6. Using a tablespoon, scoop out about 2 tablespoons to make 2-inch x 2-inch chocolate clusters and place on a wax paper-lined baking sheet.
7. Refrigerate for at least 1 hour.
Cathryn's Note: For those watching their sugar, try substituting the ½ cup chocolate chips with equal or lesser amounts of coconut oil and 2 Tbsp Cocoa powder. Warm the coconut oil before adding the cocoa powder and mix well. This will make the clusters soft at room temp so always keep them refrigerated.
Instant Pot Artichokes
Author: Laura Pazzaglia, from www.hippressure cooking.
2 medium artichokes
1 lemon, sliced in half
2 tablespoons mayonnaise
1 teaspoon Dijon mustard
1 pinch paprika
Wash well and remove the damaged outer leaves. If the artichokes are spiny, cut off the top edge and, using kitchen shears, trim the spines off the surrounding leaves.
Wipe any cut edges with a lemon half - this will keep them from oxidizing.
If you artichoke came with a stem (lucky you) just slice it off to make a flat bottom for the artichoke.
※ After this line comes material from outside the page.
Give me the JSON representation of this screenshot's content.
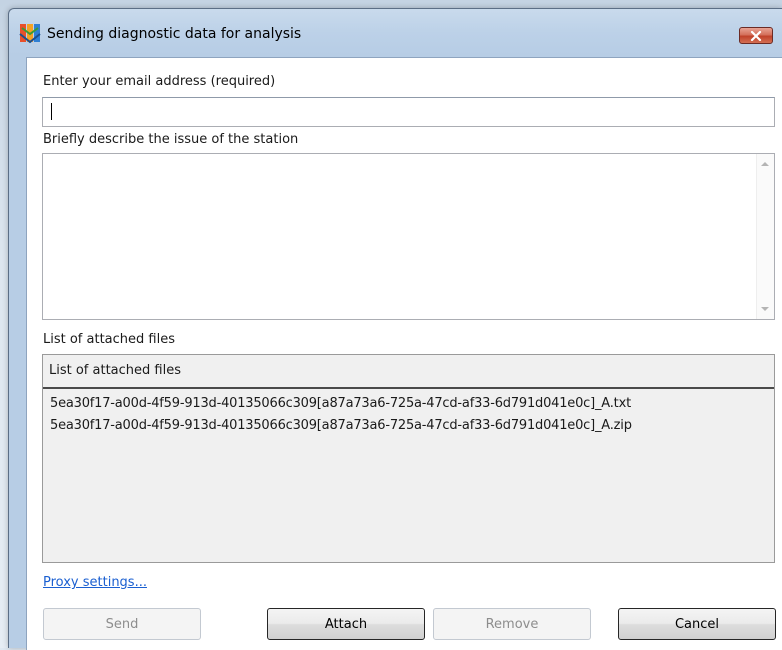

Then, peel and slice the stem and boil it in the steaming liquid below the artichoke.
Add one cup of water to the pressure cooker base (along with any trimmed stemmed pieces) and lower the steamer basket inside.
Place artichokes facing up-wards and then spritz any remaining lemon on top of each.
Close the lid and set the valve to pressure cooking position.
Electric pressure cookers and stove top pressure cookers: Cook for 10 minutes at high pressure. (NOTE:) Cook time will vary depending on size: 5 min for Small, 10 min for medium, 15 min for Large.
When time is up, open the pressure cooker with the Natural release method - move the cooker off the burner and wait for the pressure to come down on its own (about 10 minutes). For electric pressure cookers, when cooking time is up count 10 minutes of natural open time. Then, release the rest of the pressure slowly using the valve.
Check for doneness by removing one of the outer leaves and tasting. Checking to see if the leaf readily yields the artichoke's meat from the wider edge of the leaf. If not, pressure cook for a few minutes more and open with Normal release method.
Mix mayonnaise with mustard and place in small dipping container, then sprinkle with paprika.